In 2022, 49,449 people died by their own hand, which was 14.3 deaths per 100,000 population, the highest rate since 1941, according to the CDC. That’s about one self-inflicted firearm death every 11 minutes, up 2.6% since 2021.
Every year, more people die from suicide than HIV, breast cancer, war or homicide, according to the World Health Organization.
A modifiable factor
My son was not a hunter, so I don’t know how he ended up with the .20-gauge Mossberg shotgun that he used to end his life. (“When there’s potential for danger, there’s a need for a Mossberg,” the jingle goes.)

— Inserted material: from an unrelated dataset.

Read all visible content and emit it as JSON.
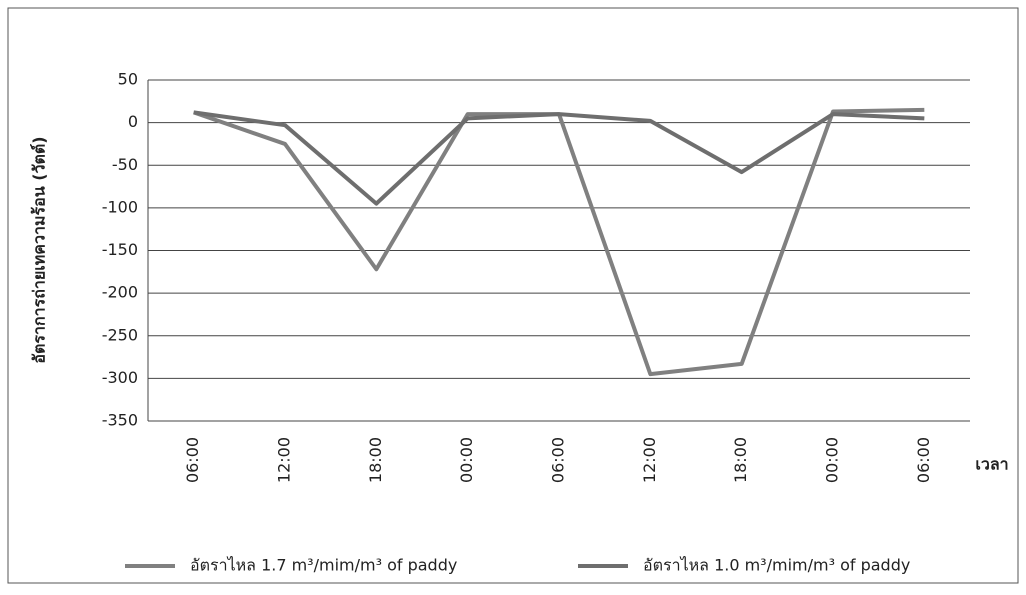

A license isn’t needed to buy a gun in Georgia, where my son lived, and Georgia, like Pennsylvania, is not among the 21 states with a red flag law allowing authorities to take guns away from people threatening to hurt themselves. In 1999, Connecticut became the first state to enact firearm seizure legislation and research since then has shown reductions in the number of self-inflicted gun deaths.

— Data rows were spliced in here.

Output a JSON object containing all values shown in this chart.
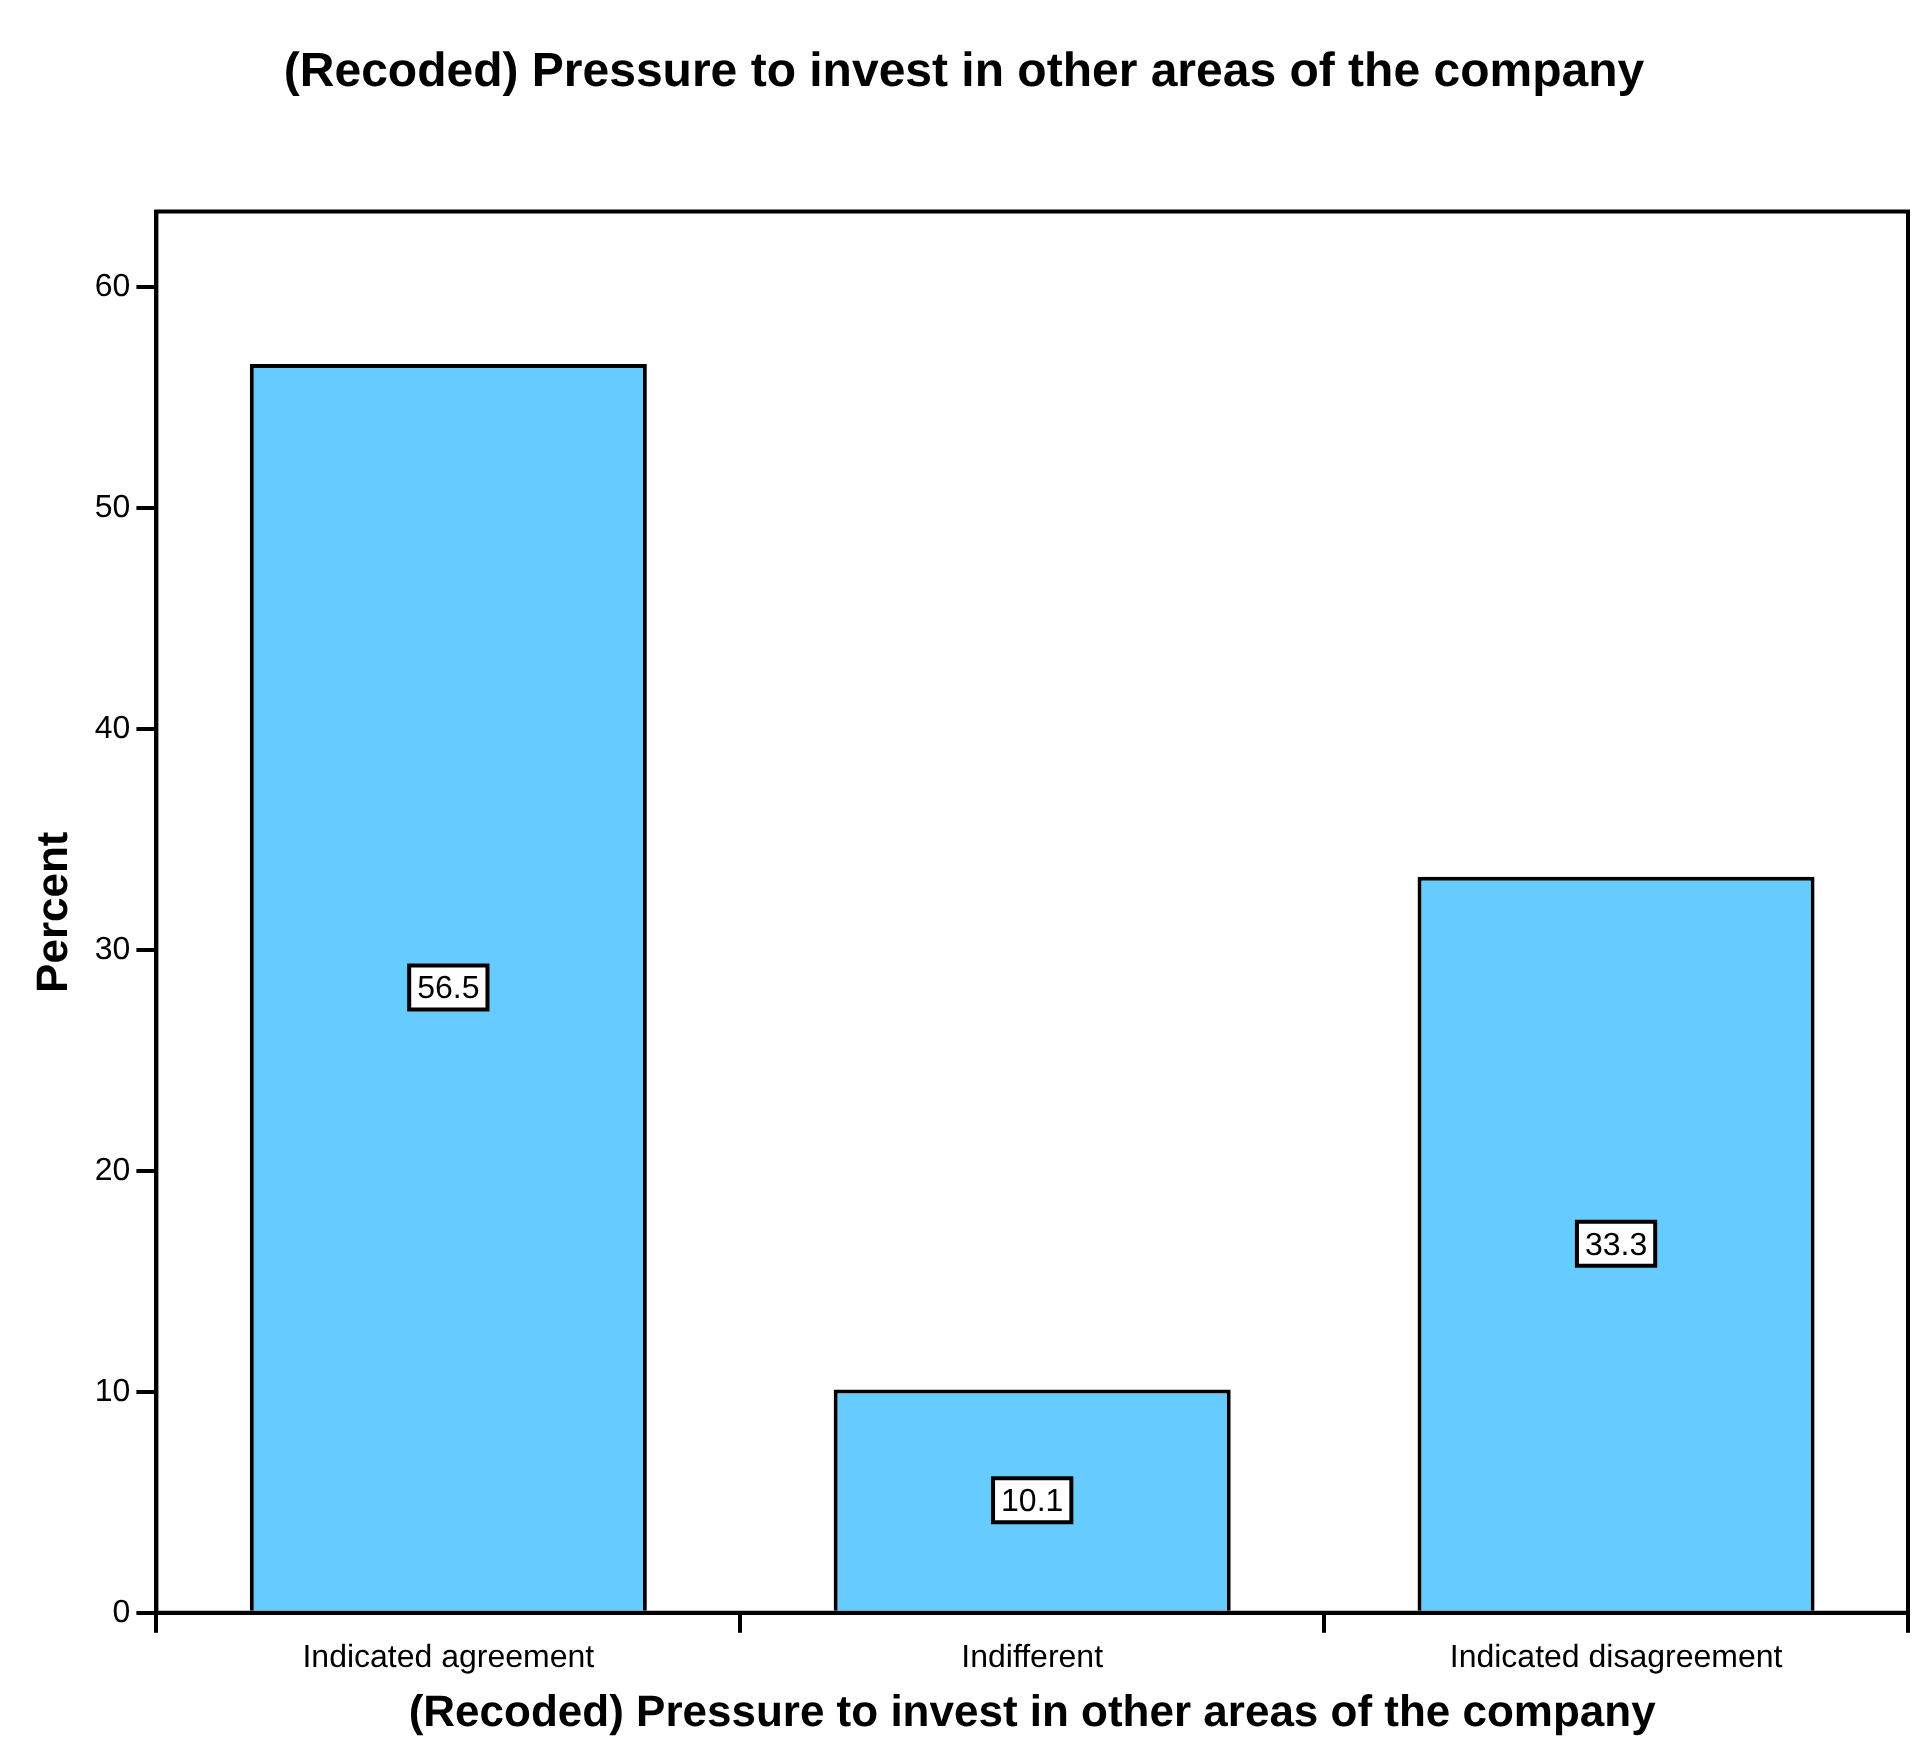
{
  "chart_data": {
    "type": "bar",
    "title": "(Recoded) Pressure to invest in other areas of the company",
    "xlabel": "(Recoded) Pressure to invest in other areas of the company",
    "ylabel": "Percent",
    "categories": [
      "Indicated agreement",
      "Indifferent",
      "Indicated disagreement"
    ],
    "values": [
      56.5,
      10.1,
      33.3
    ],
    "color": "#66ccff",
    "ylim": [
      0,
      63.4
    ],
    "yticks": [
      0,
      10,
      20,
      30,
      40,
      50,
      60
    ],
    "grid": false,
    "legend": false,
    "data_labels": true
  }
}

My son was nothing if not impulsive and studies show that access to firearms is perhaps the most important modifiable risk factor in suicide.
Most people who take their lives act on impulse in moments of panic or despair that lead to feelings of hopelessness. Hopelessness bridges the valley between depression and suicide, a research paper published in 2023 in the Cureus Journal of Medical Science found.
“Impulsiveness may be a catalyst in using a firearm to commit suicide and may also play a role in firearm-related homicide,” according to a 2014 study published in the Annals of Internal Medicine.
But here’s the thing: once suicidal feelings fade, 90% of those people do not go on to die by their own hand, according to a 2021 study by David Hemenway at the Injury Control Research Center at Harvard School of Public Health.
The Saturday evening of his death, my son argued with his family at dinner, cutting short a night out at a restaurant, police said. Back home, he played with the family dog. Arguing continued.
The warning lights for suicide were blinking red, but it’s not clear that my son had formed a no-turning-back intent to end his life.
More arguing, then my son went outside his garage carrying the shotgun, usually kept in a bathroom closet, police said.
I believe the shotgun was as much of a badge of hardened defiance as it was a means of protection.
In those last moments outside the garage, I also believe, my son was deeply torn between the primal instinct to live and thoughts of ending his life: along with the gun, he carried an extra shotgun shell and an unopened can of Busch Light.
Ambivalence about suicide is not unusual. A 1998 study published in the American Journal of Psychiatry found that about 25% of suicide attempts were not completed.
Moreover, a 2018 British Journal of Psychiatry study found “particularly low rates” of subsequent suicide among people who at first had changed their minds.
“Most individuals who survive an attempt do not attempt suicide again,” the study found. “Those who survive an initial attempt using one method are unlikely to switch to a different method.”
Even so, having a gun in the home increases the risk of suicide by 300%, the 2014 Annals of Internal Medicine study found.
A dream
My son was still a child in a dream I had in the weeks after his death. In the dream, some appointed hour had arrived late one night and I had to help him escape to another country.
Time was running out.
At first, we ran through the darkness holding hands, but then I picked him up to run faster, squeezing him tightly to my chest.
Suddenly, I realized I’d soon never see him again, that his welfare, the welfare of my first born child, would be in the hands of strangers I would never know. In the dream, I was convulsed by gasping sobs.
We reached a long dark hallway and I leaned forward to put him down. He wriggled free of my arms, ever impatient, and ran for a door at the end of the hall.
The door swung open wide, yellow light like the sun streaming through from the other side. He launched himself through the doorway, never looking back.